Known as the “Race to the Clouds,” the Pikes Peak International Hill Climb was established in 1916. Cars and motorcycles race 12.42 miles to the summit of Colorado’s 14,115-foot Pikes Peak. With more than 156 turns, all without guard rails preventing cars from plummeting hundreds of feet into a pit of rocks below, the Hill Climb is widely regarded as one of the most dangerous races in the world. Since the course was fully paved in 2012, three drivers have been killed. “It was really a once-in-a-lifetime opportunity,” Bloom said. “I’m just glad I didn’t know anything about it before I went, because I never would have gone.”

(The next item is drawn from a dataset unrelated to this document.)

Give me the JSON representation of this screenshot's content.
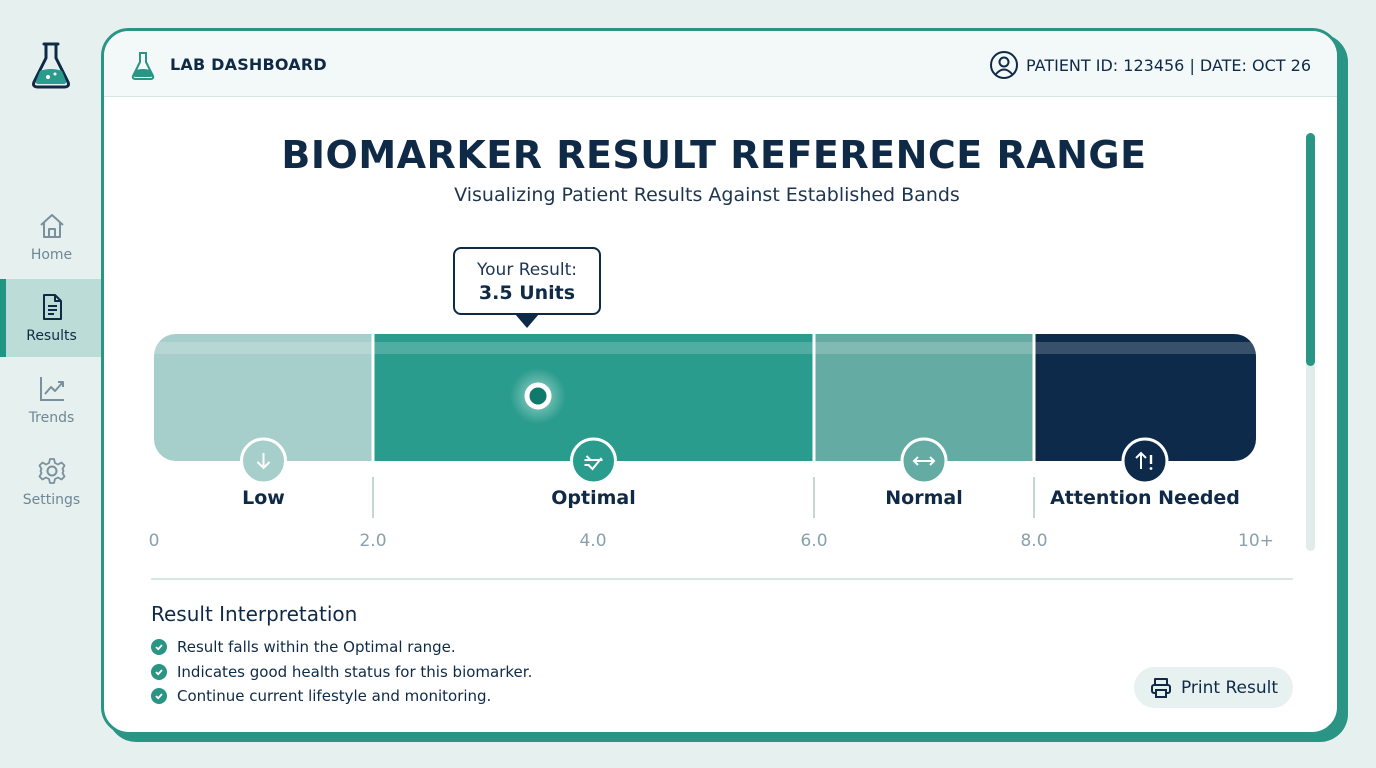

Amid rain that turned to snow as he climbed to the clouds, Bloom raced around the hairpin turns snaking Pikes Peak. “It was all a bit of a shock,” he recalled. “I’m used to driving around in circles on a track as fast as I can—but this was mostly about endurance and trying not to go over the edge.” Despite having not competed in a race for more than two years, Bloom set a bewildering pace up Pikes Peak, reaching the summit in just eleven and a half minutes. With each car racing up the makeshift track individually, Bloom waited to see where he’d stand as more times came in. In the end, he missed coming in first place by just four seconds. “I lost to Travis Pastrana,” Bloom said. Coming in second in his class to a world-famous daredevil and race enthusiast, Philip Bloom was most definitely back on track.
Before the coronavirus pandemic halted racing, Bloom had returned to the pro circuit, driving a BMW M240i race car in a new series called TC America. He placed seventh in the first race of the season. Off the track this winter, Bloom attempted to break the fabled Cannonball Run record, driving coast to coast as fast as possible. With his dog Coda, now nicknamed “Cannonball Coda,” sleeping in the back of his newly purchased Mercedes E60, Bloom made it across the country in under twenty-five hours, averaging 101 miles per hour. “I was driving criminally fast,” Bloom said. “I actually got pulled over in Arizona, but they let me go with just a warning because it was Christmas.” Had Bloom not been stopped, or had he not driven through a snowstorm, he might have beaten the record. At press time, Bloom was planning on attempting another run at the record. “It’s no joke,” he said. “It’s honestly the craziest thing I’ve done in a car.”
When he’s not speeding across the country, Bloom can now most often be found behind the wheel of his simulator on Centre Street, waiting for the race season to recommence. Beyond the intoxicating smell of petrol and the lure of speed, it’s the race community that Bloom said he misses most. “That’s what attracts me to racing,” he said. “It’s not the speed and excitement of racing—it’s the camaraderie of the people who spend the time and money to show up to racetracks in the middle of nowhere. We’re an interesting breed.”